Faceting and critical current densities of [001] high-angle tilt boundaries in YBCO films

The [001] high-angle tilt boundaries in YBa₂Cu₃O_7-x (YBCO) thin films deposited on SrTiO₃ (STO) bicrystal substrates have been studied by Scanning Squid Microscopy (SSM) and transmission electron microscopy (TEM). Generally critical current density across a boundary decreases with increasing misorientation. However, misorientation angle is found to be insufficient to predict the J_c behavior of a YBCO grain boundary. The two inclination angles of the adjacent grains are found to be important parameters.
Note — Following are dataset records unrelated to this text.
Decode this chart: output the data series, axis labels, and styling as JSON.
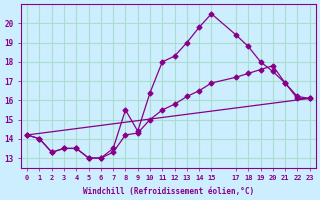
{
  "xlabel": "Windchill (Refroidissement éolien,°C)",
  "bg_color": "#cceeff",
  "grid_color": "#aaddcc",
  "line_color": "#880088",
  "xlim": [
    -0.5,
    23.5
  ],
  "ylim": [
    12.5,
    21.0
  ],
  "yticks": [
    13,
    14,
    15,
    16,
    17,
    18,
    19,
    20
  ],
  "xticks": [
    0,
    1,
    2,
    3,
    4,
    5,
    6,
    7,
    8,
    9,
    10,
    11,
    12,
    13,
    14,
    15,
    17,
    18,
    19,
    20,
    21,
    22,
    23
  ],
  "xtick_labels": [
    "0",
    "1",
    "2",
    "3",
    "4",
    "5",
    "6",
    "7",
    "8",
    "9",
    "10",
    "11",
    "12",
    "13",
    "14",
    "15",
    "17",
    "18",
    "19",
    "20",
    "21",
    "22",
    "23"
  ],
  "series": [
    {
      "x": [
        0,
        1,
        2,
        3,
        4,
        5,
        6,
        7,
        8,
        9,
        10,
        11,
        12,
        13,
        14,
        15,
        17,
        18,
        19,
        20,
        21,
        22,
        23
      ],
      "y": [
        14.2,
        14.0,
        13.3,
        13.5,
        13.5,
        13.0,
        13.0,
        13.5,
        15.5,
        14.4,
        16.4,
        18.0,
        18.3,
        19.0,
        19.8,
        20.5,
        19.4,
        18.8,
        18.0,
        17.5,
        16.9,
        16.1,
        16.1
      ],
      "markers": true
    },
    {
      "x": [
        0,
        1,
        2,
        3,
        4,
        5,
        6,
        7,
        8,
        9,
        10,
        11,
        12,
        13,
        14,
        15,
        17,
        18,
        19,
        20,
        21,
        22,
        23
      ],
      "y": [
        14.2,
        14.0,
        13.3,
        13.5,
        13.5,
        13.0,
        13.0,
        13.3,
        14.2,
        14.3,
        15.0,
        15.5,
        15.8,
        16.2,
        16.5,
        16.9,
        17.2,
        17.4,
        17.6,
        17.8,
        16.9,
        16.2,
        16.1
      ],
      "markers": true
    },
    {
      "x": [
        0,
        23
      ],
      "y": [
        14.2,
        16.1
      ],
      "markers": false
    }
  ]
}
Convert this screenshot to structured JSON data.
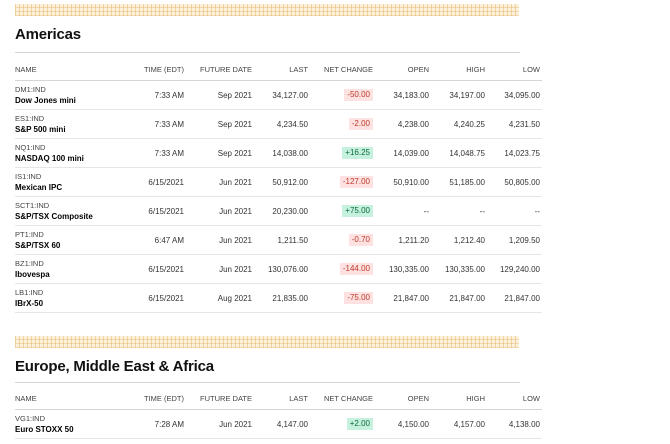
{
  "columns": [
    "NAME",
    "TIME (EDT)",
    "FUTURE DATE",
    "LAST",
    "NET CHANGE",
    "OPEN",
    "HIGH",
    "LOW"
  ],
  "americas": {
    "title": "Americas",
    "rows": [
      {
        "ticker": "DM1:IND",
        "name": "Dow Jones mini",
        "time": "7:33 AM",
        "future": "Sep 2021",
        "last": "34,127.00",
        "change": "-50.00",
        "dir": "neg",
        "open": "34,183.00",
        "high": "34,197.00",
        "low": "34,095.00"
      },
      {
        "ticker": "ES1:IND",
        "name": "S&P 500 mini",
        "time": "7:33 AM",
        "future": "Sep 2021",
        "last": "4,234.50",
        "change": "-2.00",
        "dir": "neg",
        "open": "4,238.00",
        "high": "4,240.25",
        "low": "4,231.50"
      },
      {
        "ticker": "NQ1:IND",
        "name": "NASDAQ 100 mini",
        "time": "7:33 AM",
        "future": "Sep 2021",
        "last": "14,038.00",
        "change": "+16.25",
        "dir": "pos",
        "open": "14,039.00",
        "high": "14,048.75",
        "low": "14,023.75"
      },
      {
        "ticker": "IS1:IND",
        "name": "Mexican IPC",
        "time": "6/15/2021",
        "future": "Jun 2021",
        "last": "50,912.00",
        "change": "-127.00",
        "dir": "neg",
        "open": "50,910.00",
        "high": "51,185.00",
        "low": "50,805.00"
      },
      {
        "ticker": "SCT1:IND",
        "name": "S&P/TSX Composite",
        "time": "6/15/2021",
        "future": "Jun 2021",
        "last": "20,230.00",
        "change": "+75.00",
        "dir": "pos",
        "open": "--",
        "high": "--",
        "low": "--"
      },
      {
        "ticker": "PT1:IND",
        "name": "S&P/TSX 60",
        "time": "6:47 AM",
        "future": "Jun 2021",
        "last": "1,211.50",
        "change": "-0.70",
        "dir": "neg",
        "open": "1,211.20",
        "high": "1,212.40",
        "low": "1,209.50"
      },
      {
        "ticker": "BZ1:IND",
        "name": "Ibovespa",
        "time": "6/15/2021",
        "future": "Jun 2021",
        "last": "130,076.00",
        "change": "-144.00",
        "dir": "neg",
        "open": "130,335.00",
        "high": "130,335.00",
        "low": "129,240.00"
      },
      {
        "ticker": "LB1:IND",
        "name": "IBrX-50",
        "time": "6/15/2021",
        "future": "Aug 2021",
        "last": "21,835.00",
        "change": "-75.00",
        "dir": "neg",
        "open": "21,847.00",
        "high": "21,847.00",
        "low": "21,847.00"
      }
    ]
  },
  "emea": {
    "title": "Europe, Middle East & Africa",
    "rows": [
      {
        "ticker": "VG1:IND",
        "name": "Euro STOXX 50",
        "time": "7:28 AM",
        "future": "Jun 2021",
        "last": "4,147.00",
        "change": "+2.00",
        "dir": "pos",
        "open": "4,150.00",
        "high": "4,157.00",
        "low": "4,138.00"
      }
    ]
  },
  "colors": {
    "negative_bg": "#fde2e1",
    "negative_text": "#c0392b",
    "positive_bg": "#c7f1df",
    "positive_text": "#0b6b3a",
    "stripe": "#fcf2dc"
  }
}
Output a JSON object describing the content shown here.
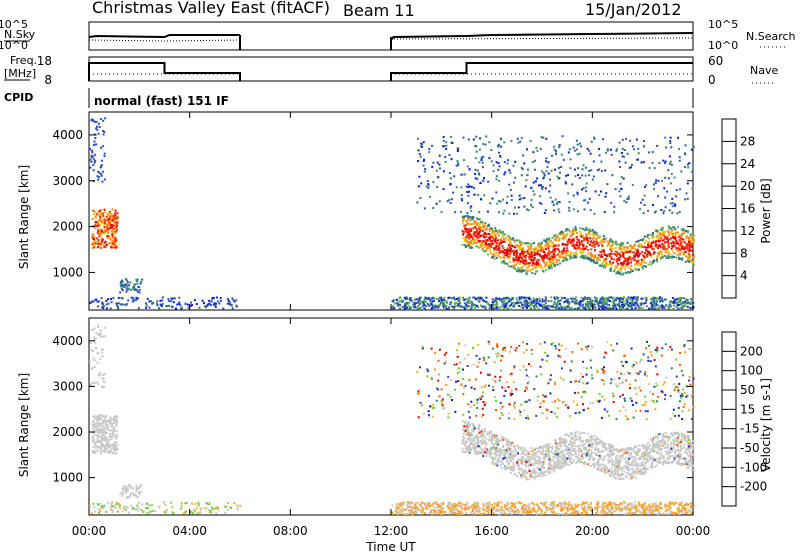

In two separate cases of same misorientation but different inclinations, the boundaries exhibit drastically different superconducting behaviors and this has been observed by SSM imaging of Josephson vortices. The YBCO film boundary is not an exact copy of the design boundary of the substrate bicrystal template. YBCO boundaries meander due to island formation during film growth. These microscopically wavy boundaries contain straight segments of atomistic facets. Three energetic criteria that affect faceting have been identified. The particular criterion that a facet plane cannot be too deviated from the design boundary plane (φ<28°) explains the strong effect of the design inclination angles on J_c despite extensive faceting. The original scattered values of J_c each calculated from individual fluxes of the same design boundary are likely to be a bona fide effect corresponding to individual facet having its own J_c and λ_j values.